Hi,
Why dont the hardware breakpoints work in the API address in my loader/tool with Windows 98 but their work with Window Xp ?

Byz

hi x86,

your nick is rather cool, i wonder nobody took it yet
your post is a bit uncool pls read your own signature and follow it. i am sure you then will get answers.

regards, 0xf001
PS: pls any moderator overrule me and delete both posts

In other words, this is like going to the mechanic and saying your car is making a funny noise, it doesn't tell him/her too much.

Is this a Softice question or are you setting your own hardware bp's? If the latter you should be versed in how the debug registers and flags are handled in Intel486 and later IA-32 processors, see the Intel docs for how that might affect your handling of them. Ollydbg only supports hardware bp's under Windows ME, NT or 2000 (straight from the manual mom), so there must be some general reason for it. There must be an implementation difference with a 32-bit debugger running in a 32/16 bit OS (Win98).

You must explain in more detail what you mean by 'hardware breakpoints (don't) work in the API address in my loader/tool'.

"in the API address in my loader/tool"

The answer is: why you Software breakpoints do not work on windows API too? (yes, they DONT work...).
The question is not trivial, and deals with system memory management.

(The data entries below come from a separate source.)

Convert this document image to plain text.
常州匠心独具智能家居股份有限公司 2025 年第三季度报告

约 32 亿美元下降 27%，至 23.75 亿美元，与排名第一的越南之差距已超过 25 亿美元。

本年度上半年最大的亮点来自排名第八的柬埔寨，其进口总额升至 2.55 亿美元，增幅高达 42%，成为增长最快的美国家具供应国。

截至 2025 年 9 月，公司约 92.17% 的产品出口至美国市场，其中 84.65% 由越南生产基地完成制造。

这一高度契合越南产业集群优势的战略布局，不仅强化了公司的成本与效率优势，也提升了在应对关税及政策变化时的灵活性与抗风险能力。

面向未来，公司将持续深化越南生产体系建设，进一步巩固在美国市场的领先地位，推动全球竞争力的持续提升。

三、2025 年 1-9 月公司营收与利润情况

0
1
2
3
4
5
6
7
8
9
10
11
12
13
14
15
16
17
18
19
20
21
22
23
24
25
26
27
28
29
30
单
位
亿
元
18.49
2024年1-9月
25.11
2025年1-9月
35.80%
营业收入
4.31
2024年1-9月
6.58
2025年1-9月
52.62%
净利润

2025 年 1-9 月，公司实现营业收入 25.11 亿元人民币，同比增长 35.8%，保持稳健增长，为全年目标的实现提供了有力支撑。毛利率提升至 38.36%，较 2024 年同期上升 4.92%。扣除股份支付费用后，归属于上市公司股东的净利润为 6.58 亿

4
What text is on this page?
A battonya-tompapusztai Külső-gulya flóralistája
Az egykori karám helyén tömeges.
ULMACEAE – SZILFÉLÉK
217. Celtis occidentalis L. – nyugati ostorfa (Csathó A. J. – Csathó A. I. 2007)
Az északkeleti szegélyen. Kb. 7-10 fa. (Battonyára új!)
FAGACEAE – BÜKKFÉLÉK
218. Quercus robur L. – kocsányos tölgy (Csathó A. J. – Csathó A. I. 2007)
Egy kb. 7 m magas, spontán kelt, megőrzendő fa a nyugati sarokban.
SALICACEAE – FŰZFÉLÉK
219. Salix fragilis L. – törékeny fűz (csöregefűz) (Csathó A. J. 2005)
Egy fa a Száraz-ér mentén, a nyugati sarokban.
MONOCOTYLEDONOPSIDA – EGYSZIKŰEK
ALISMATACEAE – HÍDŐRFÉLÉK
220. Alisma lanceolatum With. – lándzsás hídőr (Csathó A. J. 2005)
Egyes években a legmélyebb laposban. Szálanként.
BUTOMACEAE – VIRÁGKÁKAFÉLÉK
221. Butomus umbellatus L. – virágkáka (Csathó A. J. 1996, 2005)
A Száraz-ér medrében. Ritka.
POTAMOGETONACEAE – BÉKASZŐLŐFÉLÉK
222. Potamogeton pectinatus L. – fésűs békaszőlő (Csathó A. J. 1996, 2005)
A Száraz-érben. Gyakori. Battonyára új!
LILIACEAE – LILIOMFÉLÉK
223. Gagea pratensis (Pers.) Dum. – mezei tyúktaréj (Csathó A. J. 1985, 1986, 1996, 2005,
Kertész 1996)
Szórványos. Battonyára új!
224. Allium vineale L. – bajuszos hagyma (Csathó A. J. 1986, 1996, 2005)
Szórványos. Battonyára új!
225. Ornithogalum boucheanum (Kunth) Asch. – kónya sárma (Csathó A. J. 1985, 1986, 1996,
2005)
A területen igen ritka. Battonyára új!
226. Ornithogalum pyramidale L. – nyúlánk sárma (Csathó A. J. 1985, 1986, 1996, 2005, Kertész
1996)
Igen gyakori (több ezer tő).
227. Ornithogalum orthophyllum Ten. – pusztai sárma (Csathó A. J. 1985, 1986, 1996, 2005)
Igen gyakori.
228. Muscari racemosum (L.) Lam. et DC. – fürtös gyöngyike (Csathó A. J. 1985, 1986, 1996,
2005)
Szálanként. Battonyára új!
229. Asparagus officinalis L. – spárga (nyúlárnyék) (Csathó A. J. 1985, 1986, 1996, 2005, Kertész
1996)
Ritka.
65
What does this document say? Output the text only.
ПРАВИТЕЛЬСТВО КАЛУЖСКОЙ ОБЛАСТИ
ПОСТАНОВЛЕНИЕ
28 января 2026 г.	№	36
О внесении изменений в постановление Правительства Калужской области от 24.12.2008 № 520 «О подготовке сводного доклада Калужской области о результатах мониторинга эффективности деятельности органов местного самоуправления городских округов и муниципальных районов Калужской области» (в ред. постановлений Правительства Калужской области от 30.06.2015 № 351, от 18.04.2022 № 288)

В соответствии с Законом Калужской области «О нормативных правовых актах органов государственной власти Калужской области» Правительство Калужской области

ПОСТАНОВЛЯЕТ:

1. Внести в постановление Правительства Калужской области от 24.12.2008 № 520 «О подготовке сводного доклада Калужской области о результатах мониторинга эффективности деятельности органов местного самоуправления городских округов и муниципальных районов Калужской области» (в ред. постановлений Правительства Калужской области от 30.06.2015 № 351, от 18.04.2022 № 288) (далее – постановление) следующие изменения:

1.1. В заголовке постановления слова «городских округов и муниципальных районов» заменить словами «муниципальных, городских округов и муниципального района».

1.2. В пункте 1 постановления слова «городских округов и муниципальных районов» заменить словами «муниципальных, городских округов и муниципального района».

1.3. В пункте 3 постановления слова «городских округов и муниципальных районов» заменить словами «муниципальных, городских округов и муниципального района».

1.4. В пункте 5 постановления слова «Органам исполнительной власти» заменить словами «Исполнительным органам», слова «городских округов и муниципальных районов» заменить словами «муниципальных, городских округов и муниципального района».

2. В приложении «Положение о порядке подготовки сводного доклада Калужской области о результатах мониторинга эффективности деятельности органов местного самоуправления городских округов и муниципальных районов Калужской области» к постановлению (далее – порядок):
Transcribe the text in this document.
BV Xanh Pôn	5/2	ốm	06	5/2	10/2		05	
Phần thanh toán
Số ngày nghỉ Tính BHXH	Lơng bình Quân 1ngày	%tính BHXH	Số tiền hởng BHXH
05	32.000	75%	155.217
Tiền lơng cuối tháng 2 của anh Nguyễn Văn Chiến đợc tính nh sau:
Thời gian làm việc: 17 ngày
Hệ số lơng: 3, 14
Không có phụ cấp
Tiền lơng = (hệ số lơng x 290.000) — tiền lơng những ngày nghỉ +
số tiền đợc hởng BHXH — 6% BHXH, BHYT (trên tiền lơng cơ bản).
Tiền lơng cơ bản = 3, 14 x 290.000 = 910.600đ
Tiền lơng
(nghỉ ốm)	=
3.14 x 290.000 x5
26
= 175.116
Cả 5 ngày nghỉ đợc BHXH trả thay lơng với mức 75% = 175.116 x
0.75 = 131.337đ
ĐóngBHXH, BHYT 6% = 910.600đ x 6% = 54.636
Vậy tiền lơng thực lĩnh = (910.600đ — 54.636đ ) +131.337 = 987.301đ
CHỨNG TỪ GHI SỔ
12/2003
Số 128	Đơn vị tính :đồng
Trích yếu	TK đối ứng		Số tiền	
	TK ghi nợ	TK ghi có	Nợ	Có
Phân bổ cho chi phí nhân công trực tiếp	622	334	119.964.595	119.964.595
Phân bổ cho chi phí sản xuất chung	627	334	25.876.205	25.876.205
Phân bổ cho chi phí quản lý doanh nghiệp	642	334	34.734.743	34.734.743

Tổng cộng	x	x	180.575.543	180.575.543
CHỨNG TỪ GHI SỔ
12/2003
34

In w98, system dll are mapped within a single, shared code module and multiple data modules, one for each application instance.
Your ring3 debugger CANNOT place a software breakpoint or, worse, an hardware breakpoint on a system API becaus if it would do it, the system would crash: the interrupt would most likely happen within ANOTHER application task, with unpredictable events (being in another task, your ring3 debugger would NOT catch it!).
On wfw(95-98), you can trap system dll calls only by THUNKING the dlls. That's why a common way for detecting debuggers in the past was to check the API address from the loader,
i.e.ptr(GetModuleHandle)!=trueaddr(GetModuleHandle)
On Nt, all dll are fully remapped into application space, so you can place a bpx on system API. Whe you do it, the system [should] raises a copy-on-write semantic, and your breakpoint is set on your OWN application space, in the patched copy of your system dll code page. This is way a bpx on a system API is guaranteed to be set into your OWN process, without breaking within other process space, making a disaster. Same for hardware breakpoints: do you think at m$ are so mad??
On sice things are different, because the ring0 debugger is before windows, and it can trap any unhandled expection. In fact, when you stop the known world, you can never be sure where you'll end within...

ps: hw bpx support is only from ME up. I strongly suggest you to take "The Art Of Assembly" and read the processor's stuff -especially the ringing things. MOV DRX is also a privileged, ring0 instruction.